Soccer Dads. They're irresistible.
Is that better or worse than cold-bloodedly signing up to a site like Ashley Madison? Well I don't know. Like I said, I've never been married myself. But I'm given to understand that once one enters into an exclusive monogamous marital arrangement, then fucking other people is pretty much a deal-breaker.

You can check if any of your loved one's details are on the Ashley Madison database here. I really hope that none of my readership have had to deal with finding out their husbands were fully paid-up members of Ashley Madison.

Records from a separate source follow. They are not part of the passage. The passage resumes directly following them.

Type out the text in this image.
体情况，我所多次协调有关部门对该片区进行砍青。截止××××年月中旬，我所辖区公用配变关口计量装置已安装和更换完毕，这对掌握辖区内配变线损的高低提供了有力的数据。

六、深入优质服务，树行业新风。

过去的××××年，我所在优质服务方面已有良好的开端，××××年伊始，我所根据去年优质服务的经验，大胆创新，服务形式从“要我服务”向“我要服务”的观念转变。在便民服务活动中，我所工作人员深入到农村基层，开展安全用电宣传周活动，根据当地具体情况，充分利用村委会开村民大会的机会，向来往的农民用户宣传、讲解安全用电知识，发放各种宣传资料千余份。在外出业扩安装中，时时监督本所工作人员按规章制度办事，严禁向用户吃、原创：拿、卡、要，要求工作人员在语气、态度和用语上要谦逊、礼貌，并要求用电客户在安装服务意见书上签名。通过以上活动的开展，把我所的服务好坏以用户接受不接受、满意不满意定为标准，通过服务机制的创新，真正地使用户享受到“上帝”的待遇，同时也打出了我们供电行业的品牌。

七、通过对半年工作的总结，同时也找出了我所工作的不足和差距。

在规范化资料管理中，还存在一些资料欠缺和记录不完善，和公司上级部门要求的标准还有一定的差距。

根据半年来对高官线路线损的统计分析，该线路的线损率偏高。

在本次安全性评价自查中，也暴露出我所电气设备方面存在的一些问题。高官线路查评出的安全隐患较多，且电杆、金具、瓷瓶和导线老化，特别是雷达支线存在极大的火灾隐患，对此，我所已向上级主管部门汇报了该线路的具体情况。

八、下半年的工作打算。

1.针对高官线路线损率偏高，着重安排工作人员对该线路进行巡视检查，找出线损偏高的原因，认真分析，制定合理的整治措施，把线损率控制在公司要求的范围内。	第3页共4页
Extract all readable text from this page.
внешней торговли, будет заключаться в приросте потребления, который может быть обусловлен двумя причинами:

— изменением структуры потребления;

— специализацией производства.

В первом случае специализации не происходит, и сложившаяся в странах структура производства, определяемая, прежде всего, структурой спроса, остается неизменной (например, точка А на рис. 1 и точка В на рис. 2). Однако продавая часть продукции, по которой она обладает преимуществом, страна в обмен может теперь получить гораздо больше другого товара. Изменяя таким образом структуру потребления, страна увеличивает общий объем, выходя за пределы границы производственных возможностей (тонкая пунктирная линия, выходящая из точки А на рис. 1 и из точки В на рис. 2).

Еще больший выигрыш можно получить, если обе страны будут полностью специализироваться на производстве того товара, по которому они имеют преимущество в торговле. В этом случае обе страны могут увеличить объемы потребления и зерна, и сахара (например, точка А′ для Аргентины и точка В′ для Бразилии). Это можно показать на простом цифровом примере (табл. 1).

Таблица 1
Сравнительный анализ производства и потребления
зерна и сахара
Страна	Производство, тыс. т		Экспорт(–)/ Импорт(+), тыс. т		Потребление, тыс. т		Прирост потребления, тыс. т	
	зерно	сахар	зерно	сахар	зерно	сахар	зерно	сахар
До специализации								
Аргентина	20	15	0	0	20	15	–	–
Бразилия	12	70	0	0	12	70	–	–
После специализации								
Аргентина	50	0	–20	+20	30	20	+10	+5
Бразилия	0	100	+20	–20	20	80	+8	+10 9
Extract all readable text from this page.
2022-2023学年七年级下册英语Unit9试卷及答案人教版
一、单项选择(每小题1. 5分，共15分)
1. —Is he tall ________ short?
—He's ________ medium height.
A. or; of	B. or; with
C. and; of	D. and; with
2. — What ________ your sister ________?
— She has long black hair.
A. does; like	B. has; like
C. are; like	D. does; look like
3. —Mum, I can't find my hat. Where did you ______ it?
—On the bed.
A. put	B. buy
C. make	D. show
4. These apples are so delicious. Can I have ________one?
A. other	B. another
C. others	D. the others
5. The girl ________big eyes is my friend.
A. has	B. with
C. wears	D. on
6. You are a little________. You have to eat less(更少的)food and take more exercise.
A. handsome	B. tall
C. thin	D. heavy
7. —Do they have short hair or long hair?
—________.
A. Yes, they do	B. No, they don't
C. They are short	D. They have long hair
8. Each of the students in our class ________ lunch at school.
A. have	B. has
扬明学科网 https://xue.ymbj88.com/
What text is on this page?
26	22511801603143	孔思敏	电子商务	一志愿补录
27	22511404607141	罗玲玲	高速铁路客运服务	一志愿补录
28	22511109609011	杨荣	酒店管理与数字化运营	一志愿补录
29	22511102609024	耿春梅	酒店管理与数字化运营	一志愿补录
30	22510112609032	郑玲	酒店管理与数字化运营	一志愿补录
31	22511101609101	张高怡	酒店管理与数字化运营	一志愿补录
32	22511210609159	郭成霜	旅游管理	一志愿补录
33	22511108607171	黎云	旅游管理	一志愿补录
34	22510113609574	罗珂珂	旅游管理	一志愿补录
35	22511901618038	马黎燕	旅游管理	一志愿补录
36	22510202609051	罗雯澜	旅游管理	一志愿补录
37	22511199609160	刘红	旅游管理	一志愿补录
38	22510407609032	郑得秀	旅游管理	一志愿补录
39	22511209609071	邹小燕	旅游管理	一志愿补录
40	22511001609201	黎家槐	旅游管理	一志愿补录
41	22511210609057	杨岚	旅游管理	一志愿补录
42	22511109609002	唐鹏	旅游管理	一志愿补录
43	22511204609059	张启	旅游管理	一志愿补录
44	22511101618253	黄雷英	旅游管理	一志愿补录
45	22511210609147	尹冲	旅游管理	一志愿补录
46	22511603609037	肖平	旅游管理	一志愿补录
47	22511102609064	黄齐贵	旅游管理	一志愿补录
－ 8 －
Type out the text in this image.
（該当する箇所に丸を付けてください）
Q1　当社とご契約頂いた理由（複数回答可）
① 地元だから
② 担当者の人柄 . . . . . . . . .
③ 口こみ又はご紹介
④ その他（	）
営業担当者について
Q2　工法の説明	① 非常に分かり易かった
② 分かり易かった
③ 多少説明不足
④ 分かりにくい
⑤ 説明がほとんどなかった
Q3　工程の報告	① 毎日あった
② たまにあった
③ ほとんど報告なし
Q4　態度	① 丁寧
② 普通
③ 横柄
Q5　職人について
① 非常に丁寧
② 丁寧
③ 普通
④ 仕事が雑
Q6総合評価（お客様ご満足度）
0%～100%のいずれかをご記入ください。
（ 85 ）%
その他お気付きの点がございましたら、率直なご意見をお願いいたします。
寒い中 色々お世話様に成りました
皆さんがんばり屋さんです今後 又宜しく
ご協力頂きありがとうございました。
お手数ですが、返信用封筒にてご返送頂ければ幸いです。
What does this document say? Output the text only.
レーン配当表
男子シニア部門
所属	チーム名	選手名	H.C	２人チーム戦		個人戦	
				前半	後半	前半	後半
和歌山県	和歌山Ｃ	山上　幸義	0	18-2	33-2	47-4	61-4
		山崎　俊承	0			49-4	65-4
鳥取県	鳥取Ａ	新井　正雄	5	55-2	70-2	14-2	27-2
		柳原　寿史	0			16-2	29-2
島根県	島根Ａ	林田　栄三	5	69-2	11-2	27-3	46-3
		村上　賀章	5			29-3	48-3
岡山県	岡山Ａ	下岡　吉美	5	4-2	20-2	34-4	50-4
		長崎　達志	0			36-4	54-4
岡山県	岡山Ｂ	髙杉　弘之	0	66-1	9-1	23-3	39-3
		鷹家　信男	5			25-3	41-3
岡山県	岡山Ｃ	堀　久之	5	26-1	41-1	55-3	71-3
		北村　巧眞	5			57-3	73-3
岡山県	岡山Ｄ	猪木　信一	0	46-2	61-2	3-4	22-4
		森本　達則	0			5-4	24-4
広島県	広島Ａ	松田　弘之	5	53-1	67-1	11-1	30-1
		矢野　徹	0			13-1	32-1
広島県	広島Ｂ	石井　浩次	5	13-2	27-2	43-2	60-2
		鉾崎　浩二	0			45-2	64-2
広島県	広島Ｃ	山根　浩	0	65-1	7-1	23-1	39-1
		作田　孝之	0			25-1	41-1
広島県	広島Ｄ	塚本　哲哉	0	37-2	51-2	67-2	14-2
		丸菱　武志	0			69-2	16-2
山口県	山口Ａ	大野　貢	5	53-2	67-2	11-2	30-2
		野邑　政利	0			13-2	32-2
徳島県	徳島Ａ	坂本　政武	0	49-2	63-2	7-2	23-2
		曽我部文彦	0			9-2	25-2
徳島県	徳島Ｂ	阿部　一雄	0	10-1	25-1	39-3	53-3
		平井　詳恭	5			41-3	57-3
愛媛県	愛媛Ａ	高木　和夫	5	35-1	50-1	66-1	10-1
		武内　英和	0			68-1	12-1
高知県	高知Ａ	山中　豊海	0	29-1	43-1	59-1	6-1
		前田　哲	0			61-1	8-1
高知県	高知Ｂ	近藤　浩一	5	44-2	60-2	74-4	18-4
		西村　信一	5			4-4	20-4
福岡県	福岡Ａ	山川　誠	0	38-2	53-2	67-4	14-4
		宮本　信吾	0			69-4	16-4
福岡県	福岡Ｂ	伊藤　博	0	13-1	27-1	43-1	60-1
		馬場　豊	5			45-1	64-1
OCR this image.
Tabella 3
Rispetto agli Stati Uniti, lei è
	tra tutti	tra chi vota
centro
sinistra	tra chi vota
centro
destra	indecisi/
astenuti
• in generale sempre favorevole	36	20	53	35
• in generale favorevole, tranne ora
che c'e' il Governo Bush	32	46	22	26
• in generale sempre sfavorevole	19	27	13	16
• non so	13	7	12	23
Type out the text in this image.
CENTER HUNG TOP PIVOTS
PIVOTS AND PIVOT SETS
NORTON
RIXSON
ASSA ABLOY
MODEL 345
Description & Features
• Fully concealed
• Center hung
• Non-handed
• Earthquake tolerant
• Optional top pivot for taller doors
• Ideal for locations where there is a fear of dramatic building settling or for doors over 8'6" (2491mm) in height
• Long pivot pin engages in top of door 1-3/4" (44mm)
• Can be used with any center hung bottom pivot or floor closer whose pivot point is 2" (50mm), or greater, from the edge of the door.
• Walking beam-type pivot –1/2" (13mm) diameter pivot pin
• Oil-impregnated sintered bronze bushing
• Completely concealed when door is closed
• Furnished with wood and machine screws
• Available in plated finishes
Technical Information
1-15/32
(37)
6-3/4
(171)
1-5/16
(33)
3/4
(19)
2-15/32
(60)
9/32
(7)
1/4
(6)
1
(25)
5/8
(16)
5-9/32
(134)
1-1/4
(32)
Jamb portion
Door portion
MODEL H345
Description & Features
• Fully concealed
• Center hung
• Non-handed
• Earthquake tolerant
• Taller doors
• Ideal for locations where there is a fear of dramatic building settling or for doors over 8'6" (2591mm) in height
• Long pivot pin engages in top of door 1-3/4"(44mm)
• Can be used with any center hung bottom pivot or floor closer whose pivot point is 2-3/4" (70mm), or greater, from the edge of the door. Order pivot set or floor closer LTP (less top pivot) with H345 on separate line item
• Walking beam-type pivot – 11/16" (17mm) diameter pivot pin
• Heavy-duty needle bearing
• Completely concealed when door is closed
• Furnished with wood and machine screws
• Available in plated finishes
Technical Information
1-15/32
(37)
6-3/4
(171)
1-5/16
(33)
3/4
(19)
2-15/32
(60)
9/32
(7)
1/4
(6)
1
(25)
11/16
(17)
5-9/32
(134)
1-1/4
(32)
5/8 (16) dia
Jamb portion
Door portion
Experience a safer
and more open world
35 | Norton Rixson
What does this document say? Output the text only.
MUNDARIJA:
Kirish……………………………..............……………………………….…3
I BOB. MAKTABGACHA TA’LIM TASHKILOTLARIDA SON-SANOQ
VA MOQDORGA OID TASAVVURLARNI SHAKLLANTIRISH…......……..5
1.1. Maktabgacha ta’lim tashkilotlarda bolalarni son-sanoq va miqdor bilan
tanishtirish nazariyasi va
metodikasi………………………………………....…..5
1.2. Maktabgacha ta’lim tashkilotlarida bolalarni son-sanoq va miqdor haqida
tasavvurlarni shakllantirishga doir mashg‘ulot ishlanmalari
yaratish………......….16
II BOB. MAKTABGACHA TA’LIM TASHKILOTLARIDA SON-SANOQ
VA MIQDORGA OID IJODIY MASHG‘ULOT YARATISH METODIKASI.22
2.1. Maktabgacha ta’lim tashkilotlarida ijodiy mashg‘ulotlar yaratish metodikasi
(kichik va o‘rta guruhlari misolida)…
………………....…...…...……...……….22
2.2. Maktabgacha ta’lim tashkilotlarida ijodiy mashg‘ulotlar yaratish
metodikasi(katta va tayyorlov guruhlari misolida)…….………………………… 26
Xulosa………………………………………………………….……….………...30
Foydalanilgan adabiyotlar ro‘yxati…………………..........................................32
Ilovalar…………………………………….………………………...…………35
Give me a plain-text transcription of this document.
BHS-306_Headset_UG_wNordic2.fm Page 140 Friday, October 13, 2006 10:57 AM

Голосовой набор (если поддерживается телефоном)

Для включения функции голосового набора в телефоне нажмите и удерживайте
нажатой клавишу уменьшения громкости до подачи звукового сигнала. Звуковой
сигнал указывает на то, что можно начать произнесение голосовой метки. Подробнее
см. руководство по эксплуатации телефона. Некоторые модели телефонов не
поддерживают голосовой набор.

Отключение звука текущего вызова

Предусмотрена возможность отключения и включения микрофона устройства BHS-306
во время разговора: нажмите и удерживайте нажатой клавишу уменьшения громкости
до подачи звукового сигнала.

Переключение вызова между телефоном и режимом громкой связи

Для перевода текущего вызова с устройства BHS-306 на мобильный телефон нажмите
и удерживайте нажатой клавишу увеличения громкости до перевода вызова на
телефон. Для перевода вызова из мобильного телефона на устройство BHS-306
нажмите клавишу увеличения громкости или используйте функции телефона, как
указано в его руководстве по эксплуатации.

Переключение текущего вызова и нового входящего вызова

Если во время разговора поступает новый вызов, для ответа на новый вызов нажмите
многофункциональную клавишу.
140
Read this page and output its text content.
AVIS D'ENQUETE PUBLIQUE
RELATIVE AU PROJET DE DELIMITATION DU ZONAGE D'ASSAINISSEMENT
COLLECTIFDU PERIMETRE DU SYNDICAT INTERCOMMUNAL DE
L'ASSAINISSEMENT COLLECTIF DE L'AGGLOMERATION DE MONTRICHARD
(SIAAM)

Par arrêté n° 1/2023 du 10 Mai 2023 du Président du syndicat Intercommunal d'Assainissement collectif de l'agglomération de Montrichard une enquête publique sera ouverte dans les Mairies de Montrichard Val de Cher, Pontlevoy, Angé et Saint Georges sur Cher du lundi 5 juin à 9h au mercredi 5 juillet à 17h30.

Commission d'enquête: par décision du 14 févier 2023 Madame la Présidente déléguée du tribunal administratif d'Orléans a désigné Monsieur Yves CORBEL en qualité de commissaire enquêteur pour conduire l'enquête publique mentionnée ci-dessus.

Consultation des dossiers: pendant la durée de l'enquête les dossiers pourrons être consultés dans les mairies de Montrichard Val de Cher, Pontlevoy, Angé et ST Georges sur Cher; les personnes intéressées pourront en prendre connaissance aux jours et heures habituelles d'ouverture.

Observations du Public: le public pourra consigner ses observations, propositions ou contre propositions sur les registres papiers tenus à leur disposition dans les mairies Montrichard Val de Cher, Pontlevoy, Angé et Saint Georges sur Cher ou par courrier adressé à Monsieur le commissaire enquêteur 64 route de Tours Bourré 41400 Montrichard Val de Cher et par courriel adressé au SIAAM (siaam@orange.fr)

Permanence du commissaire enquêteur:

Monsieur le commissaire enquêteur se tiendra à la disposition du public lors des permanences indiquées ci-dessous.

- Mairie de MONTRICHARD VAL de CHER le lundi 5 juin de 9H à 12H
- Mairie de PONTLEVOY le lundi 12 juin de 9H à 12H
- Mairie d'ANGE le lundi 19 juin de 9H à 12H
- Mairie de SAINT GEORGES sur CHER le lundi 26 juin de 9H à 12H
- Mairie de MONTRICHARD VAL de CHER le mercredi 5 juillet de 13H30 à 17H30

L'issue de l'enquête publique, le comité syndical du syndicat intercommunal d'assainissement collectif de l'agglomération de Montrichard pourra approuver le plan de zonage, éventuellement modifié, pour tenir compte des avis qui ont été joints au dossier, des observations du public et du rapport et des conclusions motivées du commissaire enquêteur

If they are on there, maybe someone used their e-mail address as part of a typo-related accident, or maybe someone decided to set their account up for a laugh, or maybe they signed up in a 'moment of madness' but didn't meet anyone through Ashley Madison and certainly, definitely didn't shag anyone.

Just bear in mind, if it's that last one, then it's entirely believable they didn't fuck anyone. The odds were entirely not in their favour. But it probably wasn't because of any lack of trying on their part.

1 comment:

  1. I think the whole thing is just a scary thing for internet privacy. I am actually cracking up that there were like no real women on the Ashley Madison site and all these idiots were paying a bunch of money to meet no one. But, yeah, regardless of what they were doing, it isn't right that their info just go publicly posted for the world to see. I didn't hear the thing about Mumsnet, but that is terrible. I think both are just really big wake up calls that nothing you do on the internet int he privacy of your own home is actually private. And that really sucks.